Ce que les agresseurs de Cologne ont fait est inexcusable, et ils doivent être punis selon la lois pour leurs actes, mais la montée de l’extrême-droite en Europe ne peut en aucun cas être une excuse pour ne pas parler des autres victimes de ce type d’actes dans le monde musulman et qui n’ont pas la même couverture médiatique. Ce n’est pas non plus une justification pour fermer les yeux sur les maux du monde arabe, dont des populations entières souffrent, et que M. Daoud ou Marieme Helie Lucas [3], entre autres, essaie de dénoncer.
Exprimez, Messieurs Dames les bien-pensants, votre désaccord, mais n’ayez pas la lâcheté ou la condescendance de ne pas prendre en compte nos avis critiques envers notre propre culture. Nous insistons sur ces critiques non pas parce que nous dénigrons notre monde musulman, mais bien parce que nous voulons le voir libre de tout obscurantisme.
Aujourd’hui par la peur de la xénophobie vous laissez fuiter ces idéologies islamistes sur le sol français, qui vont nourrir l’islamophobie que vous craignez. Il est temps de dire ouvertement ce qui relève de l’Islam et ce qui appartient à sa perversion. Je n’ai jamais vu autant de jeunes femmes voilées en France, et pour la plupart, alors même qu’elles sont d’origine maghrébine, le voile qu’elles arborent est d’origine islamiste iranienne ou saoudienne et non musulmane, et donc en aucun cas symbole de la culture transmise par leurs parents ou grands-parents ; mais bien d’une idéologie découverte en France et sur laquelle vous fermez les yeux par peur de donner vie, par des mots, à l’amalgame déjà présent, et qui ne peut être combattu que par le dialogue. De plus la majorité des imams qui prêchent dans nos mosquées sont, en accord avec la loi française, étrangers et donc éloignés de la réalité des jeunes français pratiquants, et ce n’est pas normal. Au lieu que l’Europe soit le berceau d’un nouvel Islam modéré et ouvert, vous l’étouffez par votre silence et par une forme de complaisance emprunte de préjugés néocoloniaux. La communauté musulmane française paisible se retrouve alors prise en étau entre l’islamophobie, le paternalisme, et l’islamisme, et tous la regardent de haut.
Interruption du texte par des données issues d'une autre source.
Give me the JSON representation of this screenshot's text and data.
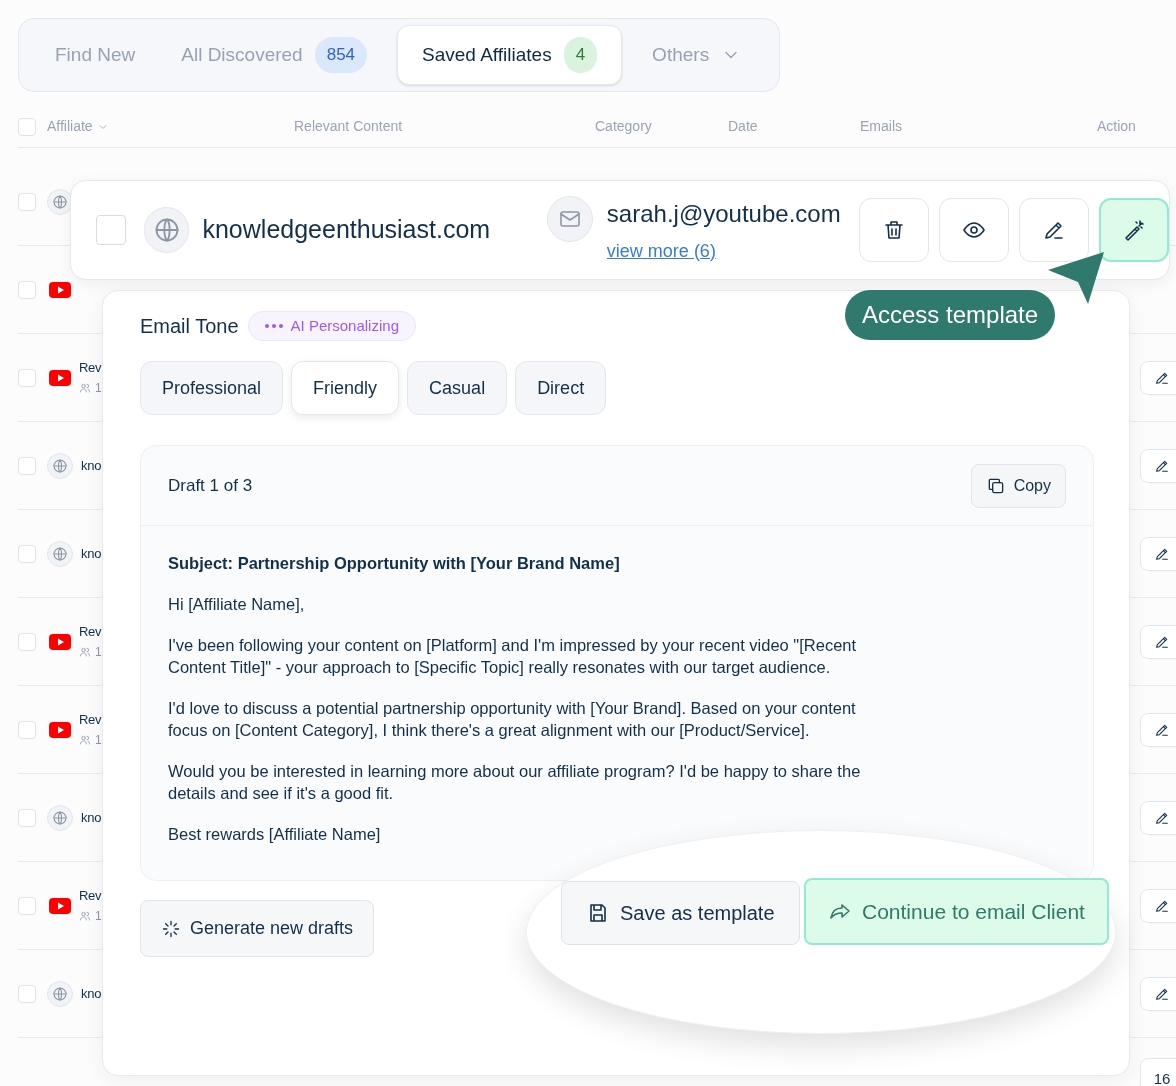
{
  "tabs": [
    {
      "label": "Find New",
      "selected": false
    },
    {
      "label": "All Discovered",
      "count": "854",
      "selected": false
    },
    {
      "label": "Saved Affiliates",
      "count": "4",
      "selected": true
    },
    {
      "label": "Others",
      "kind": "dropdown",
      "selected": false
    }
  ],
  "table": {
    "columns": [
      "Affiliate",
      "Relevant Content",
      "Category",
      "Date",
      "Emails",
      "Action"
    ],
    "all_checked": false,
    "rows": [
      {
        "kind": "website",
        "checked": false
      },
      {
        "kind": "youtube",
        "checked": false
      },
      {
        "kind": "youtube",
        "label": "Rev",
        "followers": "1",
        "checked": false
      },
      {
        "kind": "website",
        "label": "kno",
        "checked": false
      },
      {
        "kind": "website",
        "label": "kno",
        "checked": false
      },
      {
        "kind": "youtube",
        "label": "Rev",
        "followers": "1",
        "checked": false
      },
      {
        "kind": "youtube",
        "label": "Rev",
        "followers": "1",
        "checked": false
      },
      {
        "kind": "website",
        "label": "kno",
        "checked": false
      },
      {
        "kind": "youtube",
        "label": "Rev",
        "followers": "1",
        "checked": false
      },
      {
        "kind": "website",
        "label": "kno",
        "checked": false
      }
    ]
  },
  "pagination": {
    "last_page": "16"
  },
  "focused_row": {
    "checked": false,
    "domain": "knowledgeenthusiast.com",
    "email": "sarah.j@youtube.com",
    "more_link": "view more (6)",
    "actions": [
      {
        "kind": "delete",
        "highlighted": false
      },
      {
        "kind": "view",
        "highlighted": false
      },
      {
        "kind": "edit",
        "highlighted": false
      },
      {
        "kind": "template",
        "highlighted": true
      }
    ]
  },
  "callout": {
    "text": "Access template"
  },
  "email_panel": {
    "title": "Email Tone",
    "status_badge": "AI Personalizing",
    "tones": [
      {
        "label": "Professional",
        "selected": false
      },
      {
        "label": "Friendly",
        "selected": true
      },
      {
        "label": "Casual",
        "selected": false
      },
      {
        "label": "Direct",
        "selected": false
      }
    ],
    "draft": {
      "header": "Draft 1 of 3",
      "copy_button": "Copy",
      "subject": "Subject: Partnership Opportunity with [Your Brand Name]",
      "paragraphs": [
        "Hi [Affiliate Name],",
        "I've been following your content on [Platform] and I'm impressed by your recent video \"[Recent Content Title]\" - your approach to [Specific Topic] really resonates with our target audience.",
        "I'd love to discuss a potential partnership opportunity with [Your Brand]. Based on your content focus on [Content Category], I think there's a great alignment with our [Product/Service].",
        "Would you be interested in learning more about our affiliate program? I'd be happy to share the details and see if it's a good fit.",
        "Best rewards [Affiliate Name]"
      ]
    },
    "generate_button": "Generate new drafts",
    "save_button": "Save as template",
    "continue_button": "Continue to email Client"
  }
}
Non Messieurs Dames les bien-pensants, il n’est ni normal, ni musulman, que des jeunes filles cachent leurs corps et nient leur féminité sous des draps noirs parce qu’elles pensent être coupables du désir interdit chez les hommes ou parce qu’elles pensent que c’est ainsi qu’elles mériteront leur respect. Pourtant je ne suis pas contre le port du voile, je reconnais à la femme adulte la capacité de décider par elle-même la façon dont elle souhaite vivre ou non sa croyance, mais il existe une nette différence entre la pudeur dont le voile est le symbole, et l’invisibilité du concept féminin dans l’espace public que produit le niqab. Ce n’est pas là l’expression du libre et paisible exercice du culte musulman, qui ne préconise en aucun cas la négation de la femme ; mais bien le signe de la nécessité d’établir un dialogue interculturel en France, autant qu’un dialogue sur le sexe dans le monde arabe. Car si le sexe est le tabou des musulmans et l’instrument des islamistes, les musulmans semblent être le tabou de la France et l’instrument de l’extrême-droite.